Cumartesi günü yapılan açıklamayla yeni bir aşamaya geldik. Üç hususa dikkat çekmek istiyorum, yeni bir dönem başlıyor. Birincisi ortak aidiyet duygusunun güçlendirilmesi. 77 milyon vatandaşımızın bu ülkeye tam bir ortak aidiyet bilinciyle bağlanması en önemli teminatımızdır. Tarihdaşlık ve vatandaşlık. Şimdi düşününüz Alparslan’ın Malazgirt’e yürüyen ordusunda Türkler de Kürtler de vardı. Selahaddin Eyyübi’nin ordusunda da vardı. Sarıkamış’a yürüyen gençler her etnik ve mezhebi gruptan gençlerdi. Çanakkale’ye yürüyen gençler de istiklal için yürüyen gençler arasında bu toprakların bütün evlatları vardı. Ortak tarihdaşlık bilincimizi korumaya devam edeceğiz. Bu ortak tarihi aşıp hani ki onlar da bizim medeniyetimizin parçasıdır, Osmanlı ve Selçuklu’yu unutturarak değil, Mezopatamya’da oradaki Eyyubileri Akkoyunluları unutturarak bu milletin fertleri arasında iki ayrı tarih varmış gibi bilinç oluşturmaya çalışanlara karşı, biz inadına Alparslan’ın Süleyman Şah’ın o yolda yürüyenlerin takipçisiyiz demeye devam edeceğiz. Bu yürüyüş gibi son şah Fırat operasyonunda Karakozak’a yürüyenler arasında Türkiye’nin her yerinden askerlerimiz vardı.

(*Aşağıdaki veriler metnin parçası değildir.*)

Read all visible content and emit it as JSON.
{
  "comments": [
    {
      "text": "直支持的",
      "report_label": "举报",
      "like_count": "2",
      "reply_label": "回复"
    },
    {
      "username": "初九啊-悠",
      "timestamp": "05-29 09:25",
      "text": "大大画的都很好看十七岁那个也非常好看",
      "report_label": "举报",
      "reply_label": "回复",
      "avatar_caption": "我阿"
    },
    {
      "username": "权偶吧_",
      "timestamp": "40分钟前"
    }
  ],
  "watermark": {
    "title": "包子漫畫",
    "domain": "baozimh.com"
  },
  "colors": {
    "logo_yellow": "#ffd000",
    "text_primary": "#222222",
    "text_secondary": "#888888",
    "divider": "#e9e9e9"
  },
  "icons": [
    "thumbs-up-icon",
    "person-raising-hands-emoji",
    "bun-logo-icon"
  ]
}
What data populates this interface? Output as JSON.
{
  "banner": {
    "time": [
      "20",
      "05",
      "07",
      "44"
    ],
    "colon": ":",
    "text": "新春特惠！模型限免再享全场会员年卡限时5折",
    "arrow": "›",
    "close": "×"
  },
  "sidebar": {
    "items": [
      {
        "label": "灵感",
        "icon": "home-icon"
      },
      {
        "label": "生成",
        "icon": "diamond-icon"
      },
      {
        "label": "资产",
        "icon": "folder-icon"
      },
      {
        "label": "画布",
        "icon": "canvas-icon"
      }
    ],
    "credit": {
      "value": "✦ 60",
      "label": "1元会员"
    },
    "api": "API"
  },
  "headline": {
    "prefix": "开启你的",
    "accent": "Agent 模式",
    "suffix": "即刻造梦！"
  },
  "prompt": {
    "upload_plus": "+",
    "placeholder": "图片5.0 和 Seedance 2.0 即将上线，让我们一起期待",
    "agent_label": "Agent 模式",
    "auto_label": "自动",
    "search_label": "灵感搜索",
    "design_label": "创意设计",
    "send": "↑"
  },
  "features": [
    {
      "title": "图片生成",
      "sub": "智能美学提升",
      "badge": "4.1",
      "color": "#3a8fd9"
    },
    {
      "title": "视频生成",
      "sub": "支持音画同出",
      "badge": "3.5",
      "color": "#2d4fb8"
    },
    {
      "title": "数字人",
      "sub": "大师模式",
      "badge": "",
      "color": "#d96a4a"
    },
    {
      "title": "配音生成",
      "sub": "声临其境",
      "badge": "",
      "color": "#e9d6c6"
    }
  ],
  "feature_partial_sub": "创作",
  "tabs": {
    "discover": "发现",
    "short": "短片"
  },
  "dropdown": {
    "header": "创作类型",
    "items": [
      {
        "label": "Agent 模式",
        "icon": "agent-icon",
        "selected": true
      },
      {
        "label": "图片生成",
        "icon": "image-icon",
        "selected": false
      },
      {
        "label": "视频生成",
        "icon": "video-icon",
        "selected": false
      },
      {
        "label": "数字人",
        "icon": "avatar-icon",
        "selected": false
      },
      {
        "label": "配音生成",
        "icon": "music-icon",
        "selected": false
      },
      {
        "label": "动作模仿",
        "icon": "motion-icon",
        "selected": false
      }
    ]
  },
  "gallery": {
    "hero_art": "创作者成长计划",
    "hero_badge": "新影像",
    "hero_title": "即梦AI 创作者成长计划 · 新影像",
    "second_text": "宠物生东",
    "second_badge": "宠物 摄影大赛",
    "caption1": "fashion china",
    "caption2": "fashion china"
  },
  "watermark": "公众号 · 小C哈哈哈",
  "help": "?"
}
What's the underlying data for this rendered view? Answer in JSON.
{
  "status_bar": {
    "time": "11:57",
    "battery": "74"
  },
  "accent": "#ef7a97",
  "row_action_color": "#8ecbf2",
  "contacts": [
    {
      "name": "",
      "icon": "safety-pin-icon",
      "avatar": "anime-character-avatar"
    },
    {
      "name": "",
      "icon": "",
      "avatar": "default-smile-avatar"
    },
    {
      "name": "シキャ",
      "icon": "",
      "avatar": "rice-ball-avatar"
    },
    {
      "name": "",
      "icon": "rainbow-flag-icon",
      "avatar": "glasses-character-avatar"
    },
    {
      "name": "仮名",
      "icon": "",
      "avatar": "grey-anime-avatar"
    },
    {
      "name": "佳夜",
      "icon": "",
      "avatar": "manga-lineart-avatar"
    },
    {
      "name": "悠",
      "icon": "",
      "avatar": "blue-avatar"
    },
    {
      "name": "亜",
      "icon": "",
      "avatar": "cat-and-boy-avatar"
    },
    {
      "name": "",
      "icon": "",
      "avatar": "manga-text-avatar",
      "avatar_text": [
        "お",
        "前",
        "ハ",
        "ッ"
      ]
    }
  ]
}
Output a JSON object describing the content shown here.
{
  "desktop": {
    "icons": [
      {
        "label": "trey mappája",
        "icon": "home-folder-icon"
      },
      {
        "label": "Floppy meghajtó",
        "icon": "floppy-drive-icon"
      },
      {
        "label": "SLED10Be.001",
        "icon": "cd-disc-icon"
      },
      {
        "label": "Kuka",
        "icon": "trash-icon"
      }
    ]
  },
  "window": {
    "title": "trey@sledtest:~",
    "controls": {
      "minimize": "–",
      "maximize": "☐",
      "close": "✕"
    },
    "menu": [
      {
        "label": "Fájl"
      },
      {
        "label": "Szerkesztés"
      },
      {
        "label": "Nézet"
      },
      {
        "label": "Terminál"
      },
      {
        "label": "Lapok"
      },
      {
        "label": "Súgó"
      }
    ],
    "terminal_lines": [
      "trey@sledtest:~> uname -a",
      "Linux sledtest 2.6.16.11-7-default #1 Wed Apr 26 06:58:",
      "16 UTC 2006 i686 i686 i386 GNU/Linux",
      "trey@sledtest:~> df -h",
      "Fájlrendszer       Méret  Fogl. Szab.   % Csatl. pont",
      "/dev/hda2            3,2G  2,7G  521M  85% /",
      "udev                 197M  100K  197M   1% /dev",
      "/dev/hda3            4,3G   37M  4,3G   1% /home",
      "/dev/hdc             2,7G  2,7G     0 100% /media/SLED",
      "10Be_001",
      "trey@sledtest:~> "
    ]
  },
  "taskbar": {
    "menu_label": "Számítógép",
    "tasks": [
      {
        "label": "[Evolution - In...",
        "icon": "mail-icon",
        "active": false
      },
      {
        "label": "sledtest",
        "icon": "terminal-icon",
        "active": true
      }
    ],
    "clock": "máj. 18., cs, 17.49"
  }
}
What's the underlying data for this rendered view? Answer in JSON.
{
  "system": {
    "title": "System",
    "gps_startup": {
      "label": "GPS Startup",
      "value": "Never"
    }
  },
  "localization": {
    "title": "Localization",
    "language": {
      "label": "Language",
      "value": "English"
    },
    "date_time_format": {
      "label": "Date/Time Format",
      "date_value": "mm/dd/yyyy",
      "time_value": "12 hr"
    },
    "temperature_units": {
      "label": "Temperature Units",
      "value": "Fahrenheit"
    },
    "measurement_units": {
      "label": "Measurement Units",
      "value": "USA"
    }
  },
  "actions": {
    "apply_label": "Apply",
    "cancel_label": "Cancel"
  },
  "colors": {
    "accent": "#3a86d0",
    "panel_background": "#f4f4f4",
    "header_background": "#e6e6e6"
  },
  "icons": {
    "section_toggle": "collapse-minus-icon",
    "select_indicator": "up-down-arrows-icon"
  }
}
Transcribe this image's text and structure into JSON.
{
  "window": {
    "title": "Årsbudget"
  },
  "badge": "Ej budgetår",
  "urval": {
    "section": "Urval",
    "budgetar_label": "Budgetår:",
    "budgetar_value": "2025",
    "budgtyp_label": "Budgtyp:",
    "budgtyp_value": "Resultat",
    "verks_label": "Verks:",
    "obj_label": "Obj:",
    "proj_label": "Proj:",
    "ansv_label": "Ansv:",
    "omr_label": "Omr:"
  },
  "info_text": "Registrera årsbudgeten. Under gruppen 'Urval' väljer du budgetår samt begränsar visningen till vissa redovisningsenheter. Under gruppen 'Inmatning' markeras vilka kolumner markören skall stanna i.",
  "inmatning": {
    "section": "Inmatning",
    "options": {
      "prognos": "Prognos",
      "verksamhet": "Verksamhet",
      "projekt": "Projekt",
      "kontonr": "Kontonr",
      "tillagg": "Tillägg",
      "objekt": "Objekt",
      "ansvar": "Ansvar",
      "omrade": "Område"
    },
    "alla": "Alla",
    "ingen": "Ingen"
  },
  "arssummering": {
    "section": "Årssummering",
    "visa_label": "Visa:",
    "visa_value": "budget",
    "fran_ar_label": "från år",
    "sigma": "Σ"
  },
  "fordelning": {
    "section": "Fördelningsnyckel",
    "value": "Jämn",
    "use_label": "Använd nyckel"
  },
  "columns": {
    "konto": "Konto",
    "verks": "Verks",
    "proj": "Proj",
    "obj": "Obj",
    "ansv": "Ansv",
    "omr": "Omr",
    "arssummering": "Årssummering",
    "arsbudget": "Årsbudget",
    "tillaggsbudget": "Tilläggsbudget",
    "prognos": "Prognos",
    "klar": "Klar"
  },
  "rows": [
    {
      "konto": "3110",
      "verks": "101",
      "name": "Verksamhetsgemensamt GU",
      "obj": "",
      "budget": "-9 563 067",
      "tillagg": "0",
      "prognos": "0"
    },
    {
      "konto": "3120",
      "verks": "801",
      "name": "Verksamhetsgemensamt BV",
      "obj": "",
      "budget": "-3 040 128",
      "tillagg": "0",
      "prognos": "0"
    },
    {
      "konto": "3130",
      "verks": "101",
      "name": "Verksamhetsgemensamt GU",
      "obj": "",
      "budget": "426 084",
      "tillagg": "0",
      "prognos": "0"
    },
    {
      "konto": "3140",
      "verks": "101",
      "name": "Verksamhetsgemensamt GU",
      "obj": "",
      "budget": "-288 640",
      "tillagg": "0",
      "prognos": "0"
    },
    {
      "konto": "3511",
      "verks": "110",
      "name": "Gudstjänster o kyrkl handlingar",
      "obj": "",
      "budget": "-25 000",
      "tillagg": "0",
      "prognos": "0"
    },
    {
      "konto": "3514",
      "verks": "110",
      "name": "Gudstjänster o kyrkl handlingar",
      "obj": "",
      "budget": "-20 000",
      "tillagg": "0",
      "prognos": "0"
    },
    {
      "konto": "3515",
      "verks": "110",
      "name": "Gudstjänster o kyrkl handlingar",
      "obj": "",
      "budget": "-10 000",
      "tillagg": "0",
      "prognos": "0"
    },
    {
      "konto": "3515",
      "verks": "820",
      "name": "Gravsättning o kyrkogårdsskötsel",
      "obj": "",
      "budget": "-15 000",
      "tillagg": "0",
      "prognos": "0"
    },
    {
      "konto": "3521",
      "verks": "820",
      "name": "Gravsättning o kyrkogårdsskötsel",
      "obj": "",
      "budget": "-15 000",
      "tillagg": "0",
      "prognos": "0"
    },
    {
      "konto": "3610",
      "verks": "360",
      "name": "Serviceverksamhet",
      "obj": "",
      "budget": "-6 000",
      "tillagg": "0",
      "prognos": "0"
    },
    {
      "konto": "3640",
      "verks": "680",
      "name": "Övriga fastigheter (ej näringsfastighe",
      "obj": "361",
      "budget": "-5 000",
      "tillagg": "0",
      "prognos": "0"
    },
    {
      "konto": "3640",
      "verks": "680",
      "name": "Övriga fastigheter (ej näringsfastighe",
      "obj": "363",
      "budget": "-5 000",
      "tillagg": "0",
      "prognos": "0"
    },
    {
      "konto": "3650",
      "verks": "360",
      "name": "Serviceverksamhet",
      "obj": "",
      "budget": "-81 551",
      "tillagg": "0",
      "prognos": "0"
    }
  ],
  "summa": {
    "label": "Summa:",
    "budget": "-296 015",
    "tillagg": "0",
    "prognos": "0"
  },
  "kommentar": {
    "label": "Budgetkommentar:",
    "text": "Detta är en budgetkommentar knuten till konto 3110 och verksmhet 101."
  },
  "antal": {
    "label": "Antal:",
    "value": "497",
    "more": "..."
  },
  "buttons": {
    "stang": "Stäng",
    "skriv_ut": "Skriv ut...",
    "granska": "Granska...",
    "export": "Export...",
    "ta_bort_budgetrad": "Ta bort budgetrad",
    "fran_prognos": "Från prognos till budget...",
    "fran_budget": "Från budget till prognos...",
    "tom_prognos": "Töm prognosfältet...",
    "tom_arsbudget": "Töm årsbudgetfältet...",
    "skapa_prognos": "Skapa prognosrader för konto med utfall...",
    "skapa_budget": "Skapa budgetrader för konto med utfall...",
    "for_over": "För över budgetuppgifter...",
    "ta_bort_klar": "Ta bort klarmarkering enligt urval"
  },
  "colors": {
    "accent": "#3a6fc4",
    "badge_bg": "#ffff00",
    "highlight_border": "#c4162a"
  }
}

İkinci ayağı ortak vatandaşlıktır. Vatandaşlık söz konusu olduğunda biz kimsenin etnik mezhebi kökenine bakmayız. Modern çağdaş devletin vatandaşları olarak eşit haklara sahiptir. Bundan sonra dışlayıcı reddedici fişleyici ayrımcılıklara son verilmiştir. Yeni Türkiye vatandaşların eşit olduğu, eşit haklara sahip olduğu bir Türkiye’dir. İkinci ayak demokratik siyaset. Eğer bir ülkede demokrasi varsa bütün dertlerin şifası da var demektir. Demokrasi bütün insanlara özgürlük alanını açar. Demokrasinin olduğu yerde şiddet kültürü gelişmez. Demokratik siyasetin olduğu yerde artık silahlara dayalı mücadele yürütmek isteyenlerin, bunun haklı zemini olamaz. Herhangi bir kesimin silah dilini kullanması kesinlikle o demokrasiye yapılabilecek en büyük saldırıdır. Bu açıklamayla demokratik siyasete yapılan çağrı olumludur. Tabi göreceğiz, artık Türkiye’nin herhangi bir yerinde silah dilinin uygulanmaması lazım. 6-7 Ekim olaylarında olduğu gibi demokrasiye yakışmayan görüntülerin çıkmaması lazım.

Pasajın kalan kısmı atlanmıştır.